Luther F. Carter Center for Health Sciences now open
FMU held a ribbon cutting ceremony for the new Luther F. Carter Center for Health Sciences (CCHS) on Aug. 4, marking the beginning of more graduate healthcare programs.
University officials hope that The Carter Center will allow growth for FMU healthcare programs as well as facilitate downtown development.
“The city is a good partner for us,” FMU Provost Dr. Peter King aid. “It is all coming together in a good way down there.”
The Carter Center was placed in the downtown area to allow for students to be closer to the hospital and contribute to the local efforts for downtown revitalization.
“The Carter Center for Health Sciences is a great place to showcase any number of graduate health science programs,” Dr. Ruth Wittman-Price, dean of the School for the Health Sciences, said. “It is close to our practice partners and promotes interprofessional education and collaboration. My hope is to see the halls, classrooms, and laboratories buzzing with interprofessional intellectual discussion about healthcare for the Pee Dee region and South Carolina.”
The Carter Center was fully funded from private donations and grants from the city and state governments.
“It was a consortium of private donations,” King said. “I think that the city helped us and the state government. Tuition did not go into providing that. It was other parties that came together.”
The Drs. Bruce and Lee Foundation donated approximately $7.5 million of the $15.5 million it took to build the Carter Center.
The opening of the Carter Center marked the beginning of the FMU School of Health Sciences.
The school brought six new healthcare graduate programs to FMU including a Physician Assistant Program and a Healthcare Administration MBA program.
Thirty-two students will enter the Physician Assistant Program this fall. According to Paul Demarco, dean of the Physician Assistant Program, eight of those students are FMU graduates.
All of the professors instructing classes in the Physician Assistant Program have experience in the field, and some of them continue to work locally, Demarco said.
According to Demarco, FMU has been in the planning process for adding the Physician Assistant Program for the past nine years. However, set backs from the recession in the economy slowed them down.
“In 2012 FMU put together their efforts again,” Demarco said. “The process takes about four years to complete. It’s a very rigorous accreditation process.”
FMU officials worked in correlation with Wake Forest to develop the curriculum for the program, Demarco said.
According to Demarco, the Physician Assistant Program seeks to produce physician assistants to serve the unserved patients of the Pee Dee as well as the state.
The Carter Center features the Sompong Kraikit Simulation Laboratory, which is a lab where healthcare students can come work with mannequins that simulate real situations students would face within their jobs.

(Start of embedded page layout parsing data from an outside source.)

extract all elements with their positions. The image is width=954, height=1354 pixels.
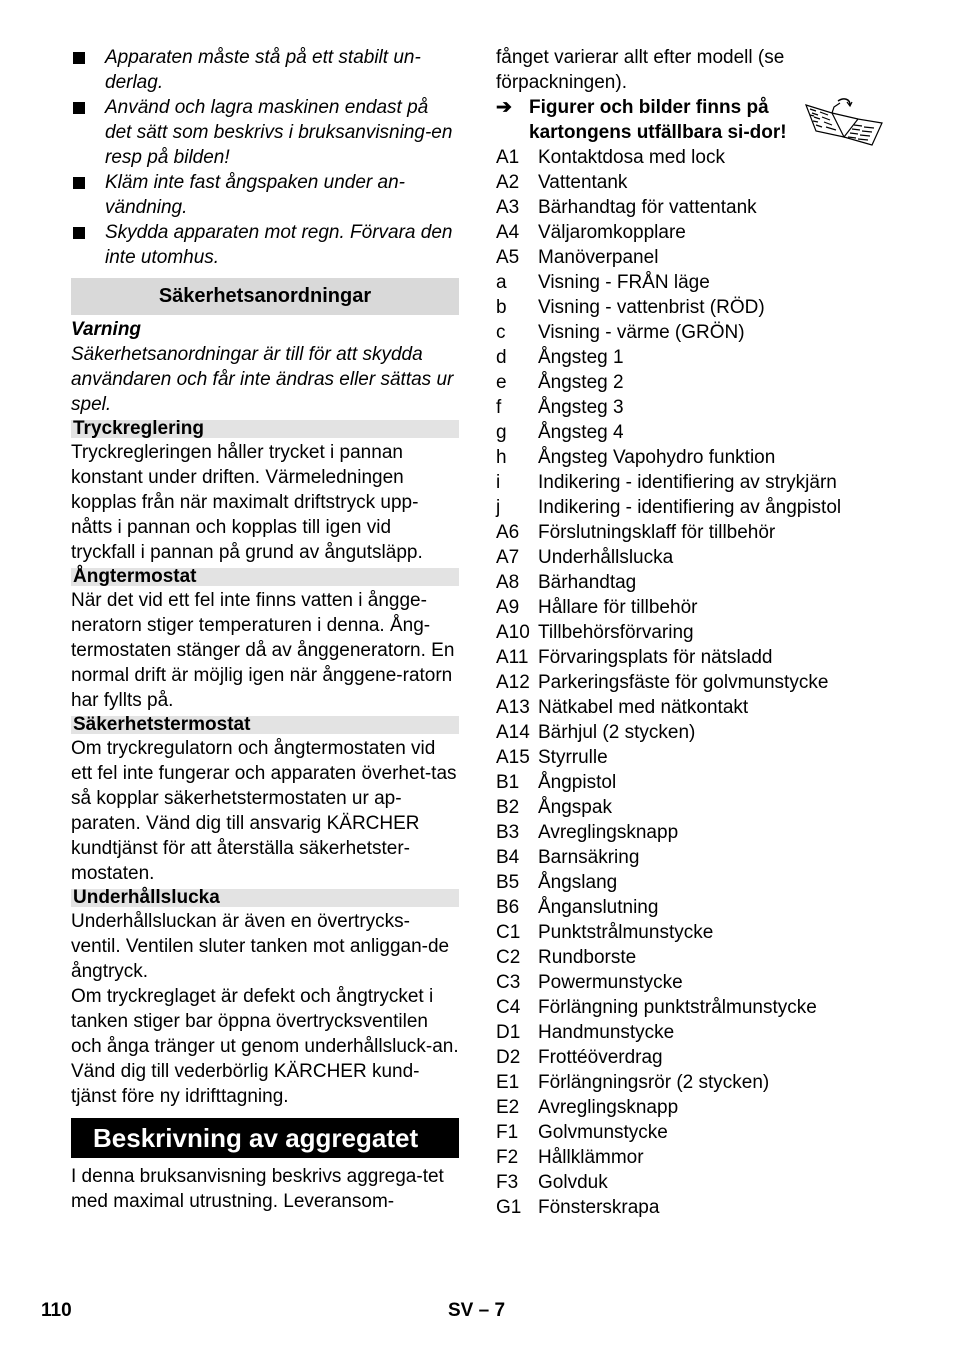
list-item [496, 945, 886, 970]
list-item [496, 620, 886, 645]
bullet-item: Skydda apparaten mot regn. Förvara den inte utomhus. [71, 220, 459, 270]
item-key: h [496, 447, 507, 468]
item-key: A11 [496, 647, 529, 668]
item-key: B6 [496, 897, 520, 918]
list-item [496, 320, 886, 345]
list-item [496, 1120, 886, 1145]
item-key: i [496, 472, 501, 493]
item-label: Indikering - identifiering av ångpistol [538, 497, 842, 518]
item-key: f [496, 397, 502, 418]
list-item [496, 970, 886, 995]
list-item [496, 670, 886, 695]
item-label: Rundborste [538, 947, 637, 968]
item-key: C4 [496, 997, 521, 1018]
arrow-icon: ➔ [496, 97, 512, 118]
item-label: Avreglingsknapp [538, 822, 679, 843]
item-key: A13 [496, 697, 530, 718]
item-label: Fönsterskrapa [538, 1197, 660, 1218]
item-label: Förvaringsplats för nätsladd [538, 647, 773, 668]
list-item [496, 720, 886, 745]
square-bullet-icon [73, 177, 85, 189]
item-label: Ångpistol [538, 772, 617, 793]
item-key: A15 [496, 747, 530, 768]
item-key: b [496, 297, 507, 318]
paragraph-steam-thermostat: När det vid ett fel inte finns vatten i ångge-neratorn stiger temperaturen i denna. Ång-termostaten stänger då av ånggeneratorn. En normal drift är möjlig igen när ånggene-ratorn har fyllts på. [71, 590, 455, 711]
list-item [496, 220, 886, 245]
item-label: Nätkabel med nätkontakt [538, 697, 749, 718]
item-key: A12 [496, 672, 530, 693]
bullet-item: Använd och lagra maskinen endast på det sätt som beskrivs i bruksanvisning-en resp på bilden! [71, 95, 459, 170]
list-item [496, 845, 886, 870]
item-label: Förlängning punktstrålmunstycke [538, 997, 817, 1018]
item-label: Vattentank [538, 172, 628, 193]
item-key: g [496, 422, 507, 443]
book-icon [804, 97, 884, 149]
item-label: Hållklämmor [538, 1147, 644, 1168]
figure-reference-note [496, 95, 886, 145]
list-item [496, 345, 886, 370]
item-label: Frottéöverdrag [538, 1047, 663, 1068]
item-label: Barnsäkring [538, 847, 640, 868]
list-item [496, 820, 886, 845]
bullet-item: Kläm inte fast ångspaken under an-vändning. [71, 170, 459, 220]
item-key: e [496, 372, 507, 393]
item-label: Visning - FRÅN läge [538, 272, 710, 293]
subheading-pressure-regulation: Tryckreglering [71, 420, 459, 438]
list-item [496, 1070, 886, 1095]
paragraph-scope-of-delivery: fånget varierar allt efter modell (se förpackningen). [496, 47, 785, 93]
list-item [496, 1095, 886, 1120]
item-key: C2 [496, 947, 521, 968]
right-column [496, 45, 886, 1220]
item-key: A4 [496, 222, 520, 243]
item-label: Förslutningsklaff för tillbehör [538, 522, 776, 543]
item-label: Underhållslucka [538, 547, 674, 568]
paragraph-unit-description: I denna bruksanvisning beskrivs aggrega-tet med maximal utrustning. Leveransom- [71, 1166, 444, 1212]
item-label: Förlängningsrör (2 stycken) [538, 1072, 770, 1093]
list-item [496, 1045, 886, 1070]
item-key: A1 [496, 147, 520, 168]
item-label: Powermunstycke [538, 972, 683, 993]
item-label: Ångsteg 4 [538, 422, 624, 443]
list-item [496, 1020, 886, 1045]
item-key: F3 [496, 1172, 519, 1193]
item-key: B1 [496, 772, 520, 793]
item-label: Ångslang [538, 872, 618, 893]
list-item [496, 770, 886, 795]
paragraph-maintenance-hatch-1: Underhållsluckan är även en övertrycks-ventil. Ventilen sluter tanken mot anliggan-de ångtryck. [71, 911, 450, 982]
list-item [496, 370, 886, 395]
item-key: A5 [496, 247, 520, 268]
list-item [496, 1170, 886, 1195]
list-item [496, 1145, 886, 1170]
item-key: D2 [496, 1047, 521, 1068]
item-label: Bärhjul (2 stycken) [538, 722, 696, 743]
item-key: A8 [496, 572, 520, 593]
section-heading-unit-description: Beskrivning av aggregatet [71, 1118, 459, 1158]
list-item [496, 995, 886, 1020]
item-key: C1 [496, 922, 521, 943]
item-label: Ångsteg 1 [538, 347, 624, 368]
item-key: A10 [496, 622, 530, 643]
left-column [71, 45, 459, 1214]
list-item [496, 570, 886, 595]
section-label: SV – 7 [448, 1300, 506, 1321]
list-item [496, 470, 886, 495]
list-item [496, 895, 886, 920]
item-label: Bärhandtag för vattentank [538, 197, 757, 218]
item-key: G1 [496, 1197, 522, 1218]
paragraph-safety-thermostat: Om tryckregulatorn och ångtermostaten vid ett fel inte fungerar och apparaten överhet-tas så kopplar säkerhetstermostaten ur ap-paraten. Vänd dig till ansvarig KÄRCHER kundtjänst för att återställa säkerhetster-mostaten. [71, 738, 457, 884]
list-item [496, 270, 886, 295]
list-item [496, 170, 886, 195]
item-key: B5 [496, 872, 520, 893]
item-key: C3 [496, 972, 521, 993]
item-label: Avreglingsknapp [538, 1097, 679, 1118]
item-key: A14 [496, 722, 530, 743]
list-item [496, 920, 886, 945]
item-label: Visning - vattenbrist (RÖD) [538, 297, 765, 318]
page-number: 110 [41, 1300, 72, 1321]
list-item [496, 395, 886, 420]
subheading-safety-thermostat: Säkerhetstermostat [71, 716, 459, 734]
list-item [496, 870, 886, 895]
list-item [496, 295, 886, 320]
list-item [496, 595, 886, 620]
item-key: a [496, 272, 507, 293]
parts-list [496, 145, 886, 1220]
item-label: Tillbehörsförvaring [538, 622, 694, 643]
item-label: Manöverpanel [538, 247, 659, 268]
list-item [496, 645, 886, 670]
list-item [496, 245, 886, 270]
paragraph-maintenance-hatch-2: Om tryckreglaget är defekt och ångtrycket i tanken stiger bar öppna övertrycksventilen och ånga tränger ut genom underhållsluck-an. [71, 986, 459, 1057]
item-key: F1 [496, 1122, 519, 1143]
square-bullet-icon [73, 102, 85, 114]
warning-heading: Varning [71, 319, 142, 340]
list-item [496, 445, 886, 470]
item-label: Parkeringsfäste för golvmunstycke [538, 672, 829, 693]
item-label: Hållare för tillbehör [538, 597, 698, 618]
item-key: B2 [496, 797, 520, 818]
item-key: A2 [496, 172, 520, 193]
list-item [496, 745, 886, 770]
item-label: Indikering - identifiering av strykjärn [538, 472, 837, 493]
item-label: Visning - värme (GRÖN) [538, 322, 745, 343]
list-item [496, 195, 886, 220]
item-label: Ångspak [538, 797, 612, 818]
paragraph-maintenance-hatch-3: Vänd dig till vederbörlig KÄRCHER kund-tjänst före ny idrifttagning. [71, 1061, 420, 1107]
item-label: Kontaktdosa med lock [538, 147, 725, 168]
bullet-item: Apparaten måste stå på ett stabilt un-derlag. [71, 45, 459, 95]
item-key: A6 [496, 522, 520, 543]
subheading-steam-thermostat: Ångtermostat [71, 568, 459, 586]
item-key: B3 [496, 822, 520, 843]
item-label: Väljaromkopplare [538, 222, 686, 243]
item-key: j [496, 497, 501, 518]
warning-text: Säkerhetsanordningar är till för att skydda användaren och får inte ändras eller sättas ur spel. [71, 344, 454, 415]
item-label: Ångsteg 3 [538, 397, 624, 418]
list-item [496, 495, 886, 520]
item-label: Handmunstycke [538, 1022, 675, 1043]
item-key: A3 [496, 197, 520, 218]
item-label: Ångsteg Vapohydro funktion [538, 447, 776, 468]
list-item [496, 545, 886, 570]
item-key: c [496, 322, 506, 343]
item-key: F2 [496, 1147, 519, 1168]
list-item [496, 420, 886, 445]
item-label: Golvduk [538, 1172, 608, 1193]
item-label: Punktstrålmunstycke [538, 922, 714, 943]
item-label: Ånganslutning [538, 897, 659, 918]
item-key: B4 [496, 847, 520, 868]
item-label: Golvmunstycke [538, 1122, 668, 1143]
item-key: A9 [496, 597, 520, 618]
item-key: E1 [496, 1072, 520, 1093]
list-item [496, 520, 886, 545]
subheading-maintenance-hatch: Underhållslucka [71, 889, 459, 907]
item-key: d [496, 347, 507, 368]
paragraph-pressure-regulation: Tryckregleringen håller trycket i pannan konstant under driften. Värmeledningen kopplas från när maximalt driftstryck upp-nåtts i pannan och kopplas till igen vid tryckfall i pannan på grund av ångutsläpp. [71, 442, 423, 563]
section-heading-safety-devices: Säkerhetsanordningar [71, 278, 459, 315]
item-label: Styrrulle [538, 747, 608, 768]
figure-reference-text: Figurer och bilder finns på kartongens utfällbara si-dor! [529, 97, 787, 143]
square-bullet-icon [73, 227, 85, 239]
item-key: E2 [496, 1097, 520, 1118]
list-item [496, 795, 886, 820]
item-label: Ångsteg 2 [538, 372, 624, 393]
list-item [496, 695, 886, 720]
item-key: D1 [496, 1022, 521, 1043]
square-bullet-icon [73, 52, 85, 64]
item-key: A7 [496, 547, 520, 568]
list-item [496, 1195, 886, 1220]
item-label: Bärhandtag [538, 572, 637, 593]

According to Wittmann-Price, the lab can be utilized by other disciplines such as theatre and biology as well as community healthcare organizations.
The Carter Center also houses third and fourth year medical students from the University of South Carolina (USC) School of Medicine.

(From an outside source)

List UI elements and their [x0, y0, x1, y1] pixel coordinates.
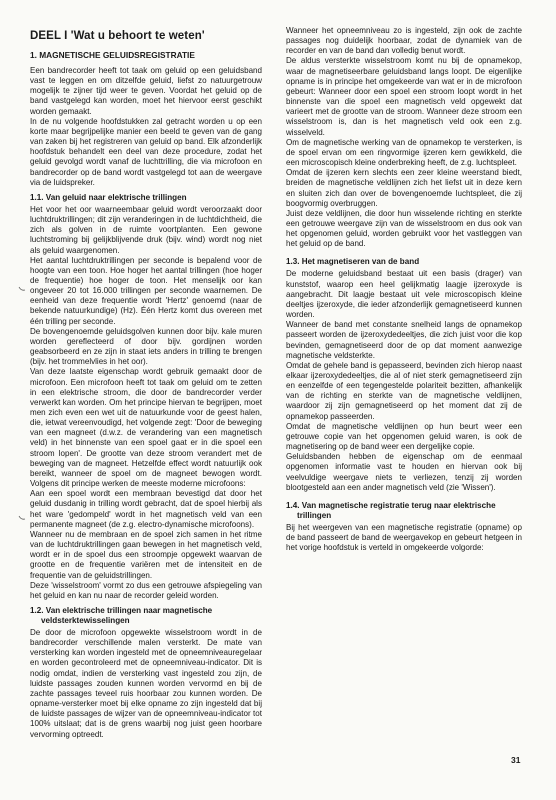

“Third and fourth year medical students are given the option to come to Florence just like any other destination,” Wittmann-Price said. “Florence is sought after for its wonderful medical community and great acceptations.”
USC students will begin at The Carter Center this year.
The next installment to the FMU School of Health Sciences is a speech pathology program, according to King.
“The next step is to be approved by the Commission on Higher Education, and we think that will happen by October,” King said. “Then we need to get the program accredited. The curriculum and things like that must be accredited before students can enter the program.”
The Speech Pathology Program is projected to begin during the fall semester of 2017.